Opening Hours in France: Shops, Services, Restaurants

 
Opening Hours in France: Shops, Services, Restaurants

Moving to the beautiful French countryside for a slower pace of life? You might just get exactly what you bargained for! Opening hours in France (les horaires d’ouvertures) may be very different to what you are used to and there are often very specific times for dining or shopping. Here’s what you need to know.

Standard French Opening Hours

Most shops, banks, offices, and services in France open at 9am in the morning. This might be 8.30am for supermarkets or some services (doctor’s practices for example), or more like 10am for shops in rural areas. Closing times are generally between 6pm and 8pm. Pharmacies and banks typically close at 6pm, while some larger supermarkets may stay open to 8pm or 8.30pm.

It’s unusual for French shops to have late-night openings as in other countries, and you won’t find 24-hour supermarkets or all-night services in France either. One exception is the 24/7 emergency pharmacies which are available in some cities.

Most establishments are open Monday through Saturday, and many places close over lunchtime. Sunday openings are rare and strictly regulated.

Lunchtime closures

Many establishments close between 12 and 2pm for lunch, and this can include shops, banks, and offices. Some also extend this to 3pm, especially in rural areas. You may find shops reopen at 3pm or even 4pm and stay open until 7pm or later in the summer months.

Supermarkets, shops within shopping centres, and some large shops do not close over lunch, but it’s always worth double-checking before you head out.

French Opening Times: Sundays, Jour Fériés, and Holidays

Typically, shops and businesses do not operate on Sundays or Jour fériés (bank holidays) in France. However, these rules have started to relax slightly in recent years and you may find some shops and supermarkets opening on a Sunday morning, especially in tourist areas or large cities.

Small shops and services in rural communities often close on Mondays, and may only be open for a half-day on Wednesdays and Fridays too! Shopkeepers often close on a Monday if they are open on a Sunday.

Trades often close in August as most of France goes on holiday. Although emergencies will still be catered for, it can be a tricky time to get appointments for non-urgent medical procedures, consultations with your bank, or even an appointment with your favourite hairdresser at this time. Renovation works will likely also be halted throughout August. It’s a good idea to anticipate this and schedule any important rendez-vous for July or September.

In rural areas, especially in non-tourist areas, some shops or restaurants may also close down over August or close for a week or two holiday, so double-check opening hours to avoid disappointment.

Restaurant Opening Times in France

As shops and services close down for lunchtime, restaurants open up. Most restaurants offer service between 12pm and 2.30pm, and 7.30pm and 9.30pm. Depending on the restaurant, these hours can also be quite specific (12.15pm to 1.45pm, for example!) and restaurants are often very strict about only serving within the designated hours. As a general rule, arrive at the restaurant before 1pm or 8pm, or you may not be accepted.

In cities, some restaurants will stay open later, but it is very difficult to find lunch and dinner options outside of these main service hours. Even bar-restaurants and bistros that stay open all day will typically only serve food during the lunchtime and dinnertime periods. Occasionally you may find restaurants or bistros that offer all-day service, especially in tourist areas, but the food available outside of the main service hours will likely be from a different menu and limited to easy-to-prepare food such as sandwiches, fries, or galettes.

Adapting to the French Way of Life

The shopping hours might be the singularly most frustrating thing you have to get to grips with during your first year in France – especially if you are renovating!
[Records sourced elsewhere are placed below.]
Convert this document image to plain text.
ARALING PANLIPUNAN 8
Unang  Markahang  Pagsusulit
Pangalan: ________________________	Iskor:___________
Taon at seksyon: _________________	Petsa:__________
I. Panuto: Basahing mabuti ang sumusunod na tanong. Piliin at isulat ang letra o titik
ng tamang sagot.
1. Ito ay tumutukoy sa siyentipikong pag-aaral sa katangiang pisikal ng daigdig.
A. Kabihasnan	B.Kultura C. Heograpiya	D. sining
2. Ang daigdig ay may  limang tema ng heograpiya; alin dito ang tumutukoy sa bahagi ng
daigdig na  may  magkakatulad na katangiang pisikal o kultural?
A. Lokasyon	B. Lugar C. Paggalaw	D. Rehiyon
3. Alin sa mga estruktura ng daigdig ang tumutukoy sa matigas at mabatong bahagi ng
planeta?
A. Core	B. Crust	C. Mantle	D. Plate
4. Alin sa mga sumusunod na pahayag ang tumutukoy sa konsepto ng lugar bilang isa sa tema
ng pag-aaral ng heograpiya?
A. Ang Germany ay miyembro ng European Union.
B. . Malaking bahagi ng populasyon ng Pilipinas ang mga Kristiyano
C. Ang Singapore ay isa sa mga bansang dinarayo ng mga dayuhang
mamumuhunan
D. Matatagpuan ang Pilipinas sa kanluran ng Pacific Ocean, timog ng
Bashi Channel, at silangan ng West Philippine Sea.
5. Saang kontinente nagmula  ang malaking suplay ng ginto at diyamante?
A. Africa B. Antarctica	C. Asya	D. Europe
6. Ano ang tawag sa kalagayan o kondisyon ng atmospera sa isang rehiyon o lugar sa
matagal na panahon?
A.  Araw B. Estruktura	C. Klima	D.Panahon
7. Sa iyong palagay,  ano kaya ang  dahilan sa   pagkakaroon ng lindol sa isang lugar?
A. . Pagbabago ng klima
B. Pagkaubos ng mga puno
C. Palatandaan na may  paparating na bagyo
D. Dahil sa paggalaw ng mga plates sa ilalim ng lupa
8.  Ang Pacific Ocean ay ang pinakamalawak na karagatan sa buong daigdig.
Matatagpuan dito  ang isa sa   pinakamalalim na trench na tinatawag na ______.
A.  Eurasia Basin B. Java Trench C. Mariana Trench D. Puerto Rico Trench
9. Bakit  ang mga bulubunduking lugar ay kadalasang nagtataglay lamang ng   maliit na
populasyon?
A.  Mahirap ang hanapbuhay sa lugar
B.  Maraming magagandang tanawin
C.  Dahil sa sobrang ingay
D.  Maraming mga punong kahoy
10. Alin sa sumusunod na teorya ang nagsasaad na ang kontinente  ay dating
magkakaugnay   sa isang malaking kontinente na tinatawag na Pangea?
The truth is, while many people move to France for a slower pace of life and a less stressful lifestyle, that change does take a little getting used to. Especially when you find yourself mid-DIY task and in need of a specific product, then pop to the local DIY store only to find it is closed! No matter how many times you are told that most shops close for lunch between 12 and 2pm, it just does not quite seem to stick in that first year.

While in large cities and out-of-town shopping areas, opening hours are typically adhered to, in rural areas they can be a moveable feast! Forget punctuality – instead, opening hours are often from ‘around 9am’ onwards, appointments are rarely on time, and life in general has a slower rhythm.

However, this difference can be a good thing. What may seem frustrating to those used to a fast-paced, at-your-fingertips lifestyle at first, can make you appreciate that there is more to life. Those tasks will be completed, just maybe not right this minute! In the meantime, you may just find that you have more time for yourself and your loved ones.